Seafood Restaurant In Denver Serves A Plate With 1 Million Views Online | Food
DENVER • Before entering TK Surf and Turf, many beginners have probably seen a glimpse of what to expect.
There is a video of an adult man crying in his car while eating the restaurant shrimp. “It’s so good,” he mumbles dramatically, as sad music plays in the background.
There are pictures of famous rappers like Bun B or members of the Denver Broncos stopping for plates of food.
And there’s this TikTok, a slow-motion dive into TK’s Surf and Turf signature dish. Taken by the Denver Food Scene account, the 15-second clip shows “The Works,” a platter filled with brightly seasoned lobster, shrimp, sausage and crab.
This is the kind of mouth-watering video that made food videos soar to the popularity of cat videos on the Internet. After watching someone’s hand pull apart pieces of lobster and dip them in a butter sauce, TikTok reviewers were ready to give it a try, saying things like, “I’m going and I’m taking them all. the ones I know with me! ” and “I know what I’m eating for dinner now.”
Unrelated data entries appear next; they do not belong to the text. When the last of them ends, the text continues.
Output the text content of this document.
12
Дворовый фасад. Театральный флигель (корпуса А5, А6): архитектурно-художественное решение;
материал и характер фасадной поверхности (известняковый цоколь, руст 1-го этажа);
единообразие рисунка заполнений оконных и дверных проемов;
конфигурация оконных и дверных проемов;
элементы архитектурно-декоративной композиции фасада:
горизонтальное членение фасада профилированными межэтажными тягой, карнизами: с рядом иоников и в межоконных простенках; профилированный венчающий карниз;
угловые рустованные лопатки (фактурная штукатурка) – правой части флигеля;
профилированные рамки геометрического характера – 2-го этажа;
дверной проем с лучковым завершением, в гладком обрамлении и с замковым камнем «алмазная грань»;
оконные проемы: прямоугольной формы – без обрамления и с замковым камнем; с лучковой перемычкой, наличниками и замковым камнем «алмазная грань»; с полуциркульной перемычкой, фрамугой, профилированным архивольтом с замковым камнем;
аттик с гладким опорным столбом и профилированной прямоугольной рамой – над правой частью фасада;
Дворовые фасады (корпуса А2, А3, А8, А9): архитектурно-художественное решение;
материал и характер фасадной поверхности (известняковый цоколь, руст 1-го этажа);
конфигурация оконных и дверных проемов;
The video surpassed one million views across multiple platforms in January. In the real world, that amounted to long queues stretching out in the parking lot outside TK’s Surf and Turf.
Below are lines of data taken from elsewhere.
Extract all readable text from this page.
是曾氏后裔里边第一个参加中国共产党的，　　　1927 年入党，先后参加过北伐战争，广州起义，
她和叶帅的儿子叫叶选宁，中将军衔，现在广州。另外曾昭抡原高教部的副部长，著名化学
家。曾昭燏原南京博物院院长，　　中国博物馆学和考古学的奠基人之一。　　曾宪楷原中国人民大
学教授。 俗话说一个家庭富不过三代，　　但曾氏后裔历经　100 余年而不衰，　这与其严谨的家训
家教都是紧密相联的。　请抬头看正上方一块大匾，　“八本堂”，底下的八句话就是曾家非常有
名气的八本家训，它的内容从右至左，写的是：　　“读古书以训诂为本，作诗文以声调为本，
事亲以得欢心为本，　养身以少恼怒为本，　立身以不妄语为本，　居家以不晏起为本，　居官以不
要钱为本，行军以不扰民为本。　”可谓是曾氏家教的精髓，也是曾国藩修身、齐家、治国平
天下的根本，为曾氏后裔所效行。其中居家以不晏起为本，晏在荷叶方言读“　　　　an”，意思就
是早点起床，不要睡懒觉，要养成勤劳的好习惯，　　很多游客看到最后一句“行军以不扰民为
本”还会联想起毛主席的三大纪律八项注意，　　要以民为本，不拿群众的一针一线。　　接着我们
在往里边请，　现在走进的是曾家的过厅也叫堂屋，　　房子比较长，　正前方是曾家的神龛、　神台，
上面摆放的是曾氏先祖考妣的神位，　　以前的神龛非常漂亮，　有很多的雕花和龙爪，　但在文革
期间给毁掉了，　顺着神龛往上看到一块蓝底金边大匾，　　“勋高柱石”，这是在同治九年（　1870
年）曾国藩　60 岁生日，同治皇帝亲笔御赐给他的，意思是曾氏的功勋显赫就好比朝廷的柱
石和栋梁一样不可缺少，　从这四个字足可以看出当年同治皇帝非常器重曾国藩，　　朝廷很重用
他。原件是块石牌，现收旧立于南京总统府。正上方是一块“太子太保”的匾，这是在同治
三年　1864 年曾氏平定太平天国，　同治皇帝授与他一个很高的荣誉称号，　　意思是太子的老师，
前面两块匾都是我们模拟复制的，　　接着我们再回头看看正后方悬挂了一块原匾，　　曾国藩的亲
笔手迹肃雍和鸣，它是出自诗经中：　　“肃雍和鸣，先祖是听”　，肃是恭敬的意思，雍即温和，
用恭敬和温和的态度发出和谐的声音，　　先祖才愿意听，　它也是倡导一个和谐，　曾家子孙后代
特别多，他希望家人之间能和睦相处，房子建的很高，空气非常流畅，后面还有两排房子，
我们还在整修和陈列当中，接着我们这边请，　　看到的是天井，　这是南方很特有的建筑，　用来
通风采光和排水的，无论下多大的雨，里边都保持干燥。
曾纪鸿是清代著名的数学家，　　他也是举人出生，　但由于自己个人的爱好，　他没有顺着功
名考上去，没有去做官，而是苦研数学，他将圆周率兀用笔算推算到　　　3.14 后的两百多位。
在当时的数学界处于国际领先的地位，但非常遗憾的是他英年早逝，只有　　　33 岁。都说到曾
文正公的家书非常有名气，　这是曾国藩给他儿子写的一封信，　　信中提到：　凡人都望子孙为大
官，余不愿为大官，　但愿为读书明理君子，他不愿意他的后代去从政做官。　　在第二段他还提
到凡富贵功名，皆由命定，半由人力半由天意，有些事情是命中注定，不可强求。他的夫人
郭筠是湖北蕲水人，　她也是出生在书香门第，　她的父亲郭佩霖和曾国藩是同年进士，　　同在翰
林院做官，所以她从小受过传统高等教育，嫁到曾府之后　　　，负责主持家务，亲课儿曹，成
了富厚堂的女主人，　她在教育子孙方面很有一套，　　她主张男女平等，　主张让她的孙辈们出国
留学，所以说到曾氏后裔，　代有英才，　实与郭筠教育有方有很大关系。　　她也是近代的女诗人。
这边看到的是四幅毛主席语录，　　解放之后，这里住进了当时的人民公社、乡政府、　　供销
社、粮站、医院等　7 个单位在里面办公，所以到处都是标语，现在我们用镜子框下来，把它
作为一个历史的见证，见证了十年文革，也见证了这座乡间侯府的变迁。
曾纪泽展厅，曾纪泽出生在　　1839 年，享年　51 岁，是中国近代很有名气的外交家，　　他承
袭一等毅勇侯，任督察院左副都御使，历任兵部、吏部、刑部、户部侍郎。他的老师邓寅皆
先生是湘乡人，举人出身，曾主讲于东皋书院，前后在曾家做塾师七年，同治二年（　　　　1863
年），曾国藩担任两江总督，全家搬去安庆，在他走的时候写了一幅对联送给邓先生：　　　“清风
It had just opened in October 2020.
Owner Tyler Kanwai, whose initials form the company name, says he was not prepared for the rush. But he and his team, which includes his mother, Tina, have learned from that time.
“It was like a tsunami,” Kanwai said, as he showed a colorful mural on the restaurant floor of a cartoon version of himself riding a wave. “Now it’s like things are calmer. We are riding the second wave.
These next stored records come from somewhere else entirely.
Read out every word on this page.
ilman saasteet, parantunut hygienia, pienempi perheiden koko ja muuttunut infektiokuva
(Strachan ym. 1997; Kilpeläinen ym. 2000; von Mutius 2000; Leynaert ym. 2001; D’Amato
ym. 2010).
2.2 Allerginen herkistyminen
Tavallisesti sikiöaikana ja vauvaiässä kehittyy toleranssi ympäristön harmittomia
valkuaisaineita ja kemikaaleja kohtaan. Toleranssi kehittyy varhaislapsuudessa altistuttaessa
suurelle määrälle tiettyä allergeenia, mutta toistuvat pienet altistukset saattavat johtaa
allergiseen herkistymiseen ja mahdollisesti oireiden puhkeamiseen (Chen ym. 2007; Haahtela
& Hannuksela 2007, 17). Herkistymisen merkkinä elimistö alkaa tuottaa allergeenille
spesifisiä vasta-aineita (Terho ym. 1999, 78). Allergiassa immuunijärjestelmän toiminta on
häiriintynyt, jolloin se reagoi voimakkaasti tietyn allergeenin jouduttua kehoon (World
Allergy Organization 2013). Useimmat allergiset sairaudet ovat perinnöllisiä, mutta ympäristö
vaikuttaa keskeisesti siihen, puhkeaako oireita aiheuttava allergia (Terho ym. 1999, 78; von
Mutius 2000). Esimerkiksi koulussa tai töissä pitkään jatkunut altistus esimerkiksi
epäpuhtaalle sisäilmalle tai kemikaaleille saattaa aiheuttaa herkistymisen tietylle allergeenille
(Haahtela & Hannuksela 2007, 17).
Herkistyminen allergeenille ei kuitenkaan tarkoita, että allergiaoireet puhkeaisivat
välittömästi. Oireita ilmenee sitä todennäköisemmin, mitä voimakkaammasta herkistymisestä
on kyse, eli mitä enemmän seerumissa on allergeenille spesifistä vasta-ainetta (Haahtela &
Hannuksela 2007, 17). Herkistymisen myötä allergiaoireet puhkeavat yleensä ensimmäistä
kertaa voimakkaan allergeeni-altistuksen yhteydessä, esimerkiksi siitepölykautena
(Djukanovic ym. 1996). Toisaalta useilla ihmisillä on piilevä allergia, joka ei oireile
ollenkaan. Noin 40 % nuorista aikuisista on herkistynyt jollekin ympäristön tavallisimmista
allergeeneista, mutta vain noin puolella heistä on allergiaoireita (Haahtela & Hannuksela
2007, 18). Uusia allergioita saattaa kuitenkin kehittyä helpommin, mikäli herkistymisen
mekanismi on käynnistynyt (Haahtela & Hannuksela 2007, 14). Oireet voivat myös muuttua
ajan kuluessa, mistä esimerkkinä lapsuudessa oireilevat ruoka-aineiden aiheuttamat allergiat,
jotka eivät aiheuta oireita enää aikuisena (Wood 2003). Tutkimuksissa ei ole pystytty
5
The second wave means that customers always come because of the videos they have seen on the internet.
There’s a lot of hype, something Kanwai’s mom brings up when people walk in.
“Welcome to TK’s,” she said from behind the counter, before explaining the menu seen on a board above her.
When she points to “The Works,” which costs $ 55, she calls it a # 1 salesperson. “Since we went viral, there has been such a demand,” she says.
For those not in the mood to fork over $ 55 (more for sides), there are other options like an Alfredo Shrimp Dinner for $ 25 and the option to create your own main course. As a tribute to Kanwai’s favorite childhood drink, TK’s exclusively sells Calypso flavored lemonades. “It’s like liquid candy,” he says.
At the top is TK’s Dinner Feast, which feeds six to eight people and costs $ 399.99. The feast includes six grilled chicken breasts, 16 snow crab clusters, 80 jumbo shrimp, eight lobster tails, eight ground beef sausages, your choice of family toppings and a whole pound cake. Kanwai and his cooks can make it in an hour, he is proud to say.
He is most proud of “The Works”, which he says presents the “best of both worlds”.
“I do it the way I like to eat it,” he said. “And people like it. People get off the plane to come here and take it.
They also come to support Kanwai, a Denver native with a background in party promotion. He grew up cooking since he was old enough to turn on the stove, but most of his friends and followers didn’t know this side of him until Kanwai started selling plates of food out of his house these days. last years. When the pandemic struck and restaurants closed, Kanwai was able to continue selling food. As he grew even more popular, Kanwai decided it was time to take a risk and open his own home.
He continued to prepare food in his own way, covering seafood with seasonings in a way that encourages people to “lick the shells.” And there’s his secret sauce that he encourages people to have with everything.
He also made the place look what he wanted, with walls covered in different words and phrases in different sizes and colors. Some words are food themed, like “Seafood tastes better here”. Some carry more weight, like a wall full of names of blacks killed by the police. Breonna Taylor, George Floyd and Elijah McClain are among dozens of names.
“These people cannot speak for themselves,” Kanwai said. “So we stand up for those who can’t stand up for themselves. “
There’s another reason people come: to support what Kanwai touts as the first black-owned, family-operated seafood restaurant in Denver.
He proudly wears this title. As TK’s nears his first birthday, he wants to keep riding the wave. More attention and viral videos could be coming. But Kanwai wants to focus on making the next plate of food that’s as pretty and tasty as the last one.
“I just want it to be good food and good vibes,” he said. “You come here and you are part of the family.